Hacker News new | ask | show | jobs
by joelby37 1253 days ago
I've been experiencing exactly the same thing over a number of sites for the last few days too, with exactly the same user agent in this post. The annoying part is that it is not really 'spidering' web sites, but rather continuously hammering a list of non-existent pages which appear to be from a years-old version of the site.
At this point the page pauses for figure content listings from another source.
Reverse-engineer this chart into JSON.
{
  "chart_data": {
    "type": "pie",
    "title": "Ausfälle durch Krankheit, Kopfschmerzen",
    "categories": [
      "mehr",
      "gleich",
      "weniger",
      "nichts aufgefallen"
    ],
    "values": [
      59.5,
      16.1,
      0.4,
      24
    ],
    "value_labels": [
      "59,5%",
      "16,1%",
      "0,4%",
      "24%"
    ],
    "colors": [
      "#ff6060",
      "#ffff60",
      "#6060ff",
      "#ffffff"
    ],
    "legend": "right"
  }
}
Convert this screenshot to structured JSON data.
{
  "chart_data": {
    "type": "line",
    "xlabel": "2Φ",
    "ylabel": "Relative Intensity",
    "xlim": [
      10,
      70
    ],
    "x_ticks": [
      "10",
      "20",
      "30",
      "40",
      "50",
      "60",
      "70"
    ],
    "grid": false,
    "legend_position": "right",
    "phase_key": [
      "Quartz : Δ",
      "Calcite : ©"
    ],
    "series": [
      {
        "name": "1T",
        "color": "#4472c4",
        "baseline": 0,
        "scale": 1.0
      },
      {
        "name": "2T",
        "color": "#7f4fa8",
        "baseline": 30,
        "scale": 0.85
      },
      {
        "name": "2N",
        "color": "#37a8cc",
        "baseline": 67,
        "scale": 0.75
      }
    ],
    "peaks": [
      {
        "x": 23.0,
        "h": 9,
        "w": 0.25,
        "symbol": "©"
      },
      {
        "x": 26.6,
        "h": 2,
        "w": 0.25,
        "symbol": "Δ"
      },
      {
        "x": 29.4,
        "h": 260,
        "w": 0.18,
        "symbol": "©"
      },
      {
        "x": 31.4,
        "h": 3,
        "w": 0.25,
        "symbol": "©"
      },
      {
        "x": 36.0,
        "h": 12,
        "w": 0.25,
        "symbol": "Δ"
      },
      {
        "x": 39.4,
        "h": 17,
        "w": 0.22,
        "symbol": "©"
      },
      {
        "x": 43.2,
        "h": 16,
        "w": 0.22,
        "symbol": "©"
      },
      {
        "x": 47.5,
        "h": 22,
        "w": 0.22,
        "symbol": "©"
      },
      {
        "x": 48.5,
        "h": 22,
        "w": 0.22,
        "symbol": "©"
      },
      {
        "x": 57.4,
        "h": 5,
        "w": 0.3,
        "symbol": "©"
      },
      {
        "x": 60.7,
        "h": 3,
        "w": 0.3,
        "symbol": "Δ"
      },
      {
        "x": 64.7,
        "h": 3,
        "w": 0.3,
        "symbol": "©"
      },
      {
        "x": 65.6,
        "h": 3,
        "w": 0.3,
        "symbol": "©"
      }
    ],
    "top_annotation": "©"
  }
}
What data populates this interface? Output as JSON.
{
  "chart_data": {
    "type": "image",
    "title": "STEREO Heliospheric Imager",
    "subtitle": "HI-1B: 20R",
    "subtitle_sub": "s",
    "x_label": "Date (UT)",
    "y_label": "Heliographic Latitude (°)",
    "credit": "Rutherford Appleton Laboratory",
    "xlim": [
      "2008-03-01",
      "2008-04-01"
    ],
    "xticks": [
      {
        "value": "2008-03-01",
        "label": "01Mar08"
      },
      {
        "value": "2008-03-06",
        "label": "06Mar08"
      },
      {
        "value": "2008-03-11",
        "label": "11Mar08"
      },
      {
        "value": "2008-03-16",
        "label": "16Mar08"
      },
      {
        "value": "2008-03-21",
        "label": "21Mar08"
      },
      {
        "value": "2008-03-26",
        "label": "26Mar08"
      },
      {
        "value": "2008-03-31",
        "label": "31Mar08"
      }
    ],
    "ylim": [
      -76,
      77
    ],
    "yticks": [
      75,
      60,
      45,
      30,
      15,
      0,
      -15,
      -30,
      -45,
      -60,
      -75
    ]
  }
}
Generating 404 responses puts a considerable load on WordPress sites and generates a lot of network traffic, but these have been relatively easy to block because of the predictable user agent and URI path prefixes. I'm thinking about blocking the Azure ASN completely, or developing something akin to Cloudflare's "are you a human?" interstitial page when requests come from cloud provider ASNs.

1 comments

Yes - same here!

Started around Jan 12. Large pool of IP addresses, hard to block. Occasional brief DOS impacts but mostly just annoying errors in my logs. (if too many crop up we get automatic alerts). What was really puzzling is that many of the URLs are old (e.g. request for details on hosted sites that no longer exist). I loaded up a 6 month old backup database and confirmed those accounts weren't present, so the source list of URLs must be older that. Really bizarre.

After reading this article I looked and confirmed via spot checks they are from Microsoft IPs and Safari 15.1.